A federal district court judge took a broad, unprecedented swipe against President Donald Trump on Thursday, accusing his administration of launching a “great assault on our judiciary.”
Judge Carlton Wayne Reeves of the US District Court for the Southern District of Mississippi called for more diversity in the federal courts, arguing that a more diverse judicial system ensures justice for all.
“When politicians attack courts as ‘dangerous,’ ‘political’ and guilty of ‘egregious overreach,’ you can hear the Klan’s lawyers, assailing officers of the court across the South,” Reeves told an audience at University of Virginia Law School on Thursday while accepting the school’s Thomas Jefferson Foundation Medal.
For his remarks, Reeves, was nominated by President Barack Obama in 2010, quoted directly from Trump’s tweets, campaign speeches and interviews, although he did not specifically name Trump in his speech.
“When the powerful accuse courts of ‘opening up our country to potential terrorists’ you can hear the Southern Manifesto’s authors smearing the judiciary for simply upholding the rights of black folk,” Reeves said, adding, “And when the Executive Branch calls our courts and their work ‘stupid,’ ‘horrible,’ ‘ridiculous,’ ‘incompetent,’ ‘a laughingstock,’ and a ‘complete and total disgrace,’ you can hear the slurs and threats of executives like George Wallace echoing into the present.”
BuzzFeed first reported on his remarks.
It is exceedingly rare for a sitting judge to launch an attack against a sitting president. The White House did not immediately respond to a request for comment.
Reeves particularly noted Trump’s attacks against US District Court Judge Gonzalo Curiel, a federal district judge in the Southern District of California. During the 2016 campaign, Trump had accused Curiel, who was born in the US, of having an “inherent conflict of interest” in a lawsuit against Trump University lawsuit because of his Mexican heritage.
“I know what I heard when a federal judge was called ‘very biased and unfair’ because he is ‘of Mexican heritage,'” Reeves said, quoting again from Trump. “When that judge’s ethnicity was said to prevent his issuing ‘fair rulings.’ When that judge was called a ‘hater’ simply because he is Latino.”
“I heard the words of James Eastland, a race-baiting politician, empowered by the falsehood of white supremacy, questioning the judicial temperament of a man solely because of the color of his skin. I heard those words, and I did not know if it was 1967 or 2017,” Reeves said.
Reeves shared that he has been sent “countless letters of hatred” containing insults, profanity and threats aimed to “bully and scare judges who look like me from the judiciary.”
The judge also castigated Trump’s administration for its lack of racial and gender diversity in its judicial nominations.

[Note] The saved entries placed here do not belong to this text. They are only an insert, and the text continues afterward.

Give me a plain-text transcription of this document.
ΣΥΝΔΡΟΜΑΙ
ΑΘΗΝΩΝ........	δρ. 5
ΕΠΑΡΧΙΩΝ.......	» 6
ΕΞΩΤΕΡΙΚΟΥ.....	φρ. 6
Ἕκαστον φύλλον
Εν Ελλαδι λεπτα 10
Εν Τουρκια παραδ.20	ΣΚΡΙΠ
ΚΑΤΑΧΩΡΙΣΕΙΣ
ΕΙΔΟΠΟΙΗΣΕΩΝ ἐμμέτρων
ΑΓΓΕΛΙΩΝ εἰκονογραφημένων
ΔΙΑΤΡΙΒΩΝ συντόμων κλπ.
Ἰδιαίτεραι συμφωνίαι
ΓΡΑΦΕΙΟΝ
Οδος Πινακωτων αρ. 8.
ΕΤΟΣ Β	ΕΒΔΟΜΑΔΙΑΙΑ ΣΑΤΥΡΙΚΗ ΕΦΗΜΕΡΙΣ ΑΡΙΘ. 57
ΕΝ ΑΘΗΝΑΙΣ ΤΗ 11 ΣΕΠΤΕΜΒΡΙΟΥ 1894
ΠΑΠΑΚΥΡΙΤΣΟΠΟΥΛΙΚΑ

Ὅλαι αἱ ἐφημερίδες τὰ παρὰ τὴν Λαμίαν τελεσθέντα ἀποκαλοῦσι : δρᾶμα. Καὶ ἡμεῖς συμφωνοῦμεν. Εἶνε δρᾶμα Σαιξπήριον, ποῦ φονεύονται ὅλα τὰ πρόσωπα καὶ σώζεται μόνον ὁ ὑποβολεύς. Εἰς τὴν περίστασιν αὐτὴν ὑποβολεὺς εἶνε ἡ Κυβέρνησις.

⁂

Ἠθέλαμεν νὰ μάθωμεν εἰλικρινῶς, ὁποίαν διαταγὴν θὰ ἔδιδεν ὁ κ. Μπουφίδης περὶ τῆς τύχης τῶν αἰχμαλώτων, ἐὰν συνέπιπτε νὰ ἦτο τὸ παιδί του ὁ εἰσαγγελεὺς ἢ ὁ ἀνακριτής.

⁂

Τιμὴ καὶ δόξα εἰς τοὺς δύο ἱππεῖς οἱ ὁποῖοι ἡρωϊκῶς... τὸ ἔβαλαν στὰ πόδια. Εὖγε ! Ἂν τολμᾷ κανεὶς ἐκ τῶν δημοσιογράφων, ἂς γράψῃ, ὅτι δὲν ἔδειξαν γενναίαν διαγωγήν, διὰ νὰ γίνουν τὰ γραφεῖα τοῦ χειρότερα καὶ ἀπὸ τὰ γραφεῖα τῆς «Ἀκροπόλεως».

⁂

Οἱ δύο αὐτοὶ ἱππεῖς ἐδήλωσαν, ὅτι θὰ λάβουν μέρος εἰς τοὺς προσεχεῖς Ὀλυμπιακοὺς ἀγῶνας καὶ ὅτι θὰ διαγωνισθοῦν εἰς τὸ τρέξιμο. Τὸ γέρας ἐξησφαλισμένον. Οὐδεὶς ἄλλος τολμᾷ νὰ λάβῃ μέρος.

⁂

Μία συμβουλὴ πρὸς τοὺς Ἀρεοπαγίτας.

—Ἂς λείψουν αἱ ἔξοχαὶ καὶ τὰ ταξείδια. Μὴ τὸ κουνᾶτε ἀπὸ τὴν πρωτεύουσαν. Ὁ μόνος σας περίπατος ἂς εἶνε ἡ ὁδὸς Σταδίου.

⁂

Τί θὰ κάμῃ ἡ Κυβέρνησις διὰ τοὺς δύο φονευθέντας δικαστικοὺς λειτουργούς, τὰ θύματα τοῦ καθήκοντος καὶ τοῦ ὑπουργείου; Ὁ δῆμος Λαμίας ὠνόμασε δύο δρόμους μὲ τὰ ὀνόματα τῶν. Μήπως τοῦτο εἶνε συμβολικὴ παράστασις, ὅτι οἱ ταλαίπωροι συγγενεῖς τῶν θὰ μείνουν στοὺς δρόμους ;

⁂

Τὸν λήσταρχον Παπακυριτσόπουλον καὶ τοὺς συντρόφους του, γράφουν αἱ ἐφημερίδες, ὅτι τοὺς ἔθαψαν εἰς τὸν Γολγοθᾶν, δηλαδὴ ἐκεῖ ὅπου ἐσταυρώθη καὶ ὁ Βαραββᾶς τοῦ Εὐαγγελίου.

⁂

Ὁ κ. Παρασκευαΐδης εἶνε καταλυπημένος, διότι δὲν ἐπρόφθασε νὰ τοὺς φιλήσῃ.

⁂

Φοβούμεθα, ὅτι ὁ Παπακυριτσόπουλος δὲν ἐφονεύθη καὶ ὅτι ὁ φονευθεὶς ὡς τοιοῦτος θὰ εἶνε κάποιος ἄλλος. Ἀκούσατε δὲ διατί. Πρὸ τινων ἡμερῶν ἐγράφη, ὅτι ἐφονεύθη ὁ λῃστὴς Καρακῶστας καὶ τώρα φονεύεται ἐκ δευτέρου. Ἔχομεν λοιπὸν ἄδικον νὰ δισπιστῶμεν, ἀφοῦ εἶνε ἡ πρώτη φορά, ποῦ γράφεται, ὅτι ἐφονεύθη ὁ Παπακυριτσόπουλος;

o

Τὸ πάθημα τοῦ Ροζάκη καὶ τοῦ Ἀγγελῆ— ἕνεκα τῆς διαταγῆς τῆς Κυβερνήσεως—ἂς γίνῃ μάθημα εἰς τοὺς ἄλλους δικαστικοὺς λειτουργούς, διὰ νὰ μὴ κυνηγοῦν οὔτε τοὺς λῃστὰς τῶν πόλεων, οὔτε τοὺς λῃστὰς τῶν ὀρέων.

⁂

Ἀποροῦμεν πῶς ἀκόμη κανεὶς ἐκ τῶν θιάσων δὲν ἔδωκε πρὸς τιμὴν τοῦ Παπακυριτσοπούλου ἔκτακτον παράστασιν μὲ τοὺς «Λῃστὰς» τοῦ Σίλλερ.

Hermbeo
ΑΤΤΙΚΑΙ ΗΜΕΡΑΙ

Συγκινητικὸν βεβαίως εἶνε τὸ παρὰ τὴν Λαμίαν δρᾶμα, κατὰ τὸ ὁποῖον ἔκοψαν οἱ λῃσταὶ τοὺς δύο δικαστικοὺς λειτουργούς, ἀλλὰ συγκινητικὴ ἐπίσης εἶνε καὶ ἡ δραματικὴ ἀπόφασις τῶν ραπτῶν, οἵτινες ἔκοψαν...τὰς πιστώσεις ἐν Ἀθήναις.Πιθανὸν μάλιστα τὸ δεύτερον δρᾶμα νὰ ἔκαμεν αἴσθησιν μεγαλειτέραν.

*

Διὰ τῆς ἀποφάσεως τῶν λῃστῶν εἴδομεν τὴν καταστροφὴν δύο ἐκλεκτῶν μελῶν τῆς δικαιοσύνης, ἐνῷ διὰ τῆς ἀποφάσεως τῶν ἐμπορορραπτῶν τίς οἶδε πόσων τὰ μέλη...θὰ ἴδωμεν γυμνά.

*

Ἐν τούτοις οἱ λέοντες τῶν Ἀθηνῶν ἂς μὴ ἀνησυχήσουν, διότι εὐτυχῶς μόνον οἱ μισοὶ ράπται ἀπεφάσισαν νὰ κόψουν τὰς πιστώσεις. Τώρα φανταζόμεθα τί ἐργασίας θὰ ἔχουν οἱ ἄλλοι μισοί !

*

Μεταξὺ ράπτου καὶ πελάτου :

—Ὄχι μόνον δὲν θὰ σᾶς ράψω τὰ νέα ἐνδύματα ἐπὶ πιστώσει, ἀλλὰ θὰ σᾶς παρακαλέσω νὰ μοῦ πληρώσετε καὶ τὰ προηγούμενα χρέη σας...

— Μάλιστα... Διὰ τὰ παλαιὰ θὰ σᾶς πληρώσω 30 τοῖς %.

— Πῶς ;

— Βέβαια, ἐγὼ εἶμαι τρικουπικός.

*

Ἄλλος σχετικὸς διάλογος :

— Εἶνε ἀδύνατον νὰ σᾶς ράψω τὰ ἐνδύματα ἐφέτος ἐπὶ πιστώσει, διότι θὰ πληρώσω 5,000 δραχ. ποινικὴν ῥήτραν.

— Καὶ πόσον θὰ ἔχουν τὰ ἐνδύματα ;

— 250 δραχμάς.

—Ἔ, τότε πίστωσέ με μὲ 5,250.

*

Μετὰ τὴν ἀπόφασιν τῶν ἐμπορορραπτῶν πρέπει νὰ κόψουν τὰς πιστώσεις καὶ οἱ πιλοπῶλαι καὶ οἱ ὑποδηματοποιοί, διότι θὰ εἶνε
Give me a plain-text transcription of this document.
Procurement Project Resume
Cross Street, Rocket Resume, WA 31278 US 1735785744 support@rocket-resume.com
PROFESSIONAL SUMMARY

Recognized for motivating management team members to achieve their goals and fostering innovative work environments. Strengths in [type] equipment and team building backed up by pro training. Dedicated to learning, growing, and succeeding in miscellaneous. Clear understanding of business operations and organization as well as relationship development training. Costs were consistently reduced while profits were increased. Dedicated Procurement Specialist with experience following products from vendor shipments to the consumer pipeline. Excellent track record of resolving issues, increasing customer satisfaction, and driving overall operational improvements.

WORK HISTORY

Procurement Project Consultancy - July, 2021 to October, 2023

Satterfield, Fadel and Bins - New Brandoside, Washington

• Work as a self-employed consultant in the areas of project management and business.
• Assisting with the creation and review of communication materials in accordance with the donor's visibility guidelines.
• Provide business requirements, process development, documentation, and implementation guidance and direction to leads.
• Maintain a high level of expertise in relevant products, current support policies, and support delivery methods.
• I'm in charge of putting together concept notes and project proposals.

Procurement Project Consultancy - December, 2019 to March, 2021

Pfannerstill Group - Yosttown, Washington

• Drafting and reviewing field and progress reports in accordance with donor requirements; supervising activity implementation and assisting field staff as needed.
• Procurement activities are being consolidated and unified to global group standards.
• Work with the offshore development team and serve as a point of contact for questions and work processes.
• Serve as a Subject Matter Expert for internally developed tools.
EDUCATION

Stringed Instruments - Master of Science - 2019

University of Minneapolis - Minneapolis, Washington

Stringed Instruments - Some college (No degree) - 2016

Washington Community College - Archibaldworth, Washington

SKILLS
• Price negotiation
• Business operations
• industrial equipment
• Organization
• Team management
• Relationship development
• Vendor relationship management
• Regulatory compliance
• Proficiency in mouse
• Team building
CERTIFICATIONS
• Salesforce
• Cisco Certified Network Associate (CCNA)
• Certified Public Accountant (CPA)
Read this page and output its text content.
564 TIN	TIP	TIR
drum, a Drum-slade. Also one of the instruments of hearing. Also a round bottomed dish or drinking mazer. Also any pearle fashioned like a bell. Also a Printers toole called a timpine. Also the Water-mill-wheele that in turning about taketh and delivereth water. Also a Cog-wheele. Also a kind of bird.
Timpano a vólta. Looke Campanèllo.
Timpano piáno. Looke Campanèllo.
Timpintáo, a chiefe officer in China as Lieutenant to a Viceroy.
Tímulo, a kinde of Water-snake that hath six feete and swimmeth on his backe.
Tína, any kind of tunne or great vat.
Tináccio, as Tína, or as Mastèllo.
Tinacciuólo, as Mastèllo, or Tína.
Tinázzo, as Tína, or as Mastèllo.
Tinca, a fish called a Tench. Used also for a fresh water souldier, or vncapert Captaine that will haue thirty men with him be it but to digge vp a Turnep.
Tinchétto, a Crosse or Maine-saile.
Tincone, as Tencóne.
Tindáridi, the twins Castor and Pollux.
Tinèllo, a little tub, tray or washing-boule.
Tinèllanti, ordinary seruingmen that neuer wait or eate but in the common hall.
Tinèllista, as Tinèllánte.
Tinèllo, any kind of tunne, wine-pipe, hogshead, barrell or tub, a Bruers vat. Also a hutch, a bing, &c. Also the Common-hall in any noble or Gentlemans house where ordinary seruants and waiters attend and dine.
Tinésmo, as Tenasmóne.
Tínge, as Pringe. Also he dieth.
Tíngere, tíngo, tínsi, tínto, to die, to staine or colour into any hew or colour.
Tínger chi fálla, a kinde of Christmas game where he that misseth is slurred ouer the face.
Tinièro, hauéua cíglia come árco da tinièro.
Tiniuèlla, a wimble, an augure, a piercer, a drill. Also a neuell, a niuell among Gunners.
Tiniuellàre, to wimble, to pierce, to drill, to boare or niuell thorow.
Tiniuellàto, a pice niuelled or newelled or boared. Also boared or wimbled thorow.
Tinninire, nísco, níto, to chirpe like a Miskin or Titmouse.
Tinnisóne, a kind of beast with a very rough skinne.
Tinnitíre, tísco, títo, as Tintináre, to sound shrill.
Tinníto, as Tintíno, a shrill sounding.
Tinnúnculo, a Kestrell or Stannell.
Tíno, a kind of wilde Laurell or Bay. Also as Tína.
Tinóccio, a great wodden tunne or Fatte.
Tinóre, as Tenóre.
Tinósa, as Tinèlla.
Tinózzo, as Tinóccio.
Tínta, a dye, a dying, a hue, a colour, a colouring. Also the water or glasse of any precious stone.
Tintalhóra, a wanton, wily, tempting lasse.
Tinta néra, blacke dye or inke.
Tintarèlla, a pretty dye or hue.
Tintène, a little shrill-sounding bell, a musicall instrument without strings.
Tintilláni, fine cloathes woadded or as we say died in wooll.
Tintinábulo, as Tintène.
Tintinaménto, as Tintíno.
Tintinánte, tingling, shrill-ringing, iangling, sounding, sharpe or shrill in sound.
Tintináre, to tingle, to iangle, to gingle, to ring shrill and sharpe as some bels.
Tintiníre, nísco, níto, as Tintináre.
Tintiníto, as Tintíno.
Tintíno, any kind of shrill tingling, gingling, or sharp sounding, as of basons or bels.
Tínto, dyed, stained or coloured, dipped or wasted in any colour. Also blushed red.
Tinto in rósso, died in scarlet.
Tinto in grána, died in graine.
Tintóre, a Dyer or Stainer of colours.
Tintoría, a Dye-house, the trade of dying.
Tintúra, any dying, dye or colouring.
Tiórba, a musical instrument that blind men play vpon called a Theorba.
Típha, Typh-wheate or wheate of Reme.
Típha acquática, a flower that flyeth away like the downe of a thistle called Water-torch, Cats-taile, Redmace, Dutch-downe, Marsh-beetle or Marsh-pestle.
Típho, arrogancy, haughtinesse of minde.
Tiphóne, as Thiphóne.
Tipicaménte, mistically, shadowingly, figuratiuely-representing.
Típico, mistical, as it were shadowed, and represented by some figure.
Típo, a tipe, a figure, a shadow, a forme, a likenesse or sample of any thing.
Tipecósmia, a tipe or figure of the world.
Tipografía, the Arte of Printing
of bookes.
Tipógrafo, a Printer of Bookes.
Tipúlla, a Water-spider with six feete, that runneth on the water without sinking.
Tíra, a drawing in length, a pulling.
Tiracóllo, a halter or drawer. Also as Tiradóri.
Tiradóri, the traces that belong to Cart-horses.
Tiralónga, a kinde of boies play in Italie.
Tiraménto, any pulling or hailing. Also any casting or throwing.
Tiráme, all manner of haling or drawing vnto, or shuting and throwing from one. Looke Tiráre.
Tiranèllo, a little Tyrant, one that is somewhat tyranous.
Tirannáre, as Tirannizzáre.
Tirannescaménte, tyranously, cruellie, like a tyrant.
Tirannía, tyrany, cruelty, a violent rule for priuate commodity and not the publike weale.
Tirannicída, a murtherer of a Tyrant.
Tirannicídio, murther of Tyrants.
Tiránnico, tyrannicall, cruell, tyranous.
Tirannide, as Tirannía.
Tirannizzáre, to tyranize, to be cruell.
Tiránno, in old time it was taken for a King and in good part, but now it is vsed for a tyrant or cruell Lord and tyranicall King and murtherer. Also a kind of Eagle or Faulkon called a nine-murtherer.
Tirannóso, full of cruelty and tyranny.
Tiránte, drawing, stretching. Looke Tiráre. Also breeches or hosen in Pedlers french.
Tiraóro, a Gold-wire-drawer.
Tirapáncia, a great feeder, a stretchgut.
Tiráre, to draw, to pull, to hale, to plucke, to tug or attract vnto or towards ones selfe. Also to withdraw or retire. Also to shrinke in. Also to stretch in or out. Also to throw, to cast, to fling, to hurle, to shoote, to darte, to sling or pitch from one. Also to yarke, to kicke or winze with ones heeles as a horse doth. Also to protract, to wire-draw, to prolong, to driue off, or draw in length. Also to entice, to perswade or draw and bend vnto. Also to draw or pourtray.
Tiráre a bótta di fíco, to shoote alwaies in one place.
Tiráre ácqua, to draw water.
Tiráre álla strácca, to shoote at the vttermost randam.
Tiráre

“There is no excuse for this exclusion of minority experiences from our courts,” said Reeves, who became Mississippi’s second black federal judge in its history.
Reeves added that “courts can and should be criticized” because “judges get it wrong — all the time. That includes me.”
“But the slander and falsehoods thrown at courts today are not those of a critic seeking to improve the judiciary’s search for truth. They are words of an attacker, seeking to distort and twist that search toward falsehood.”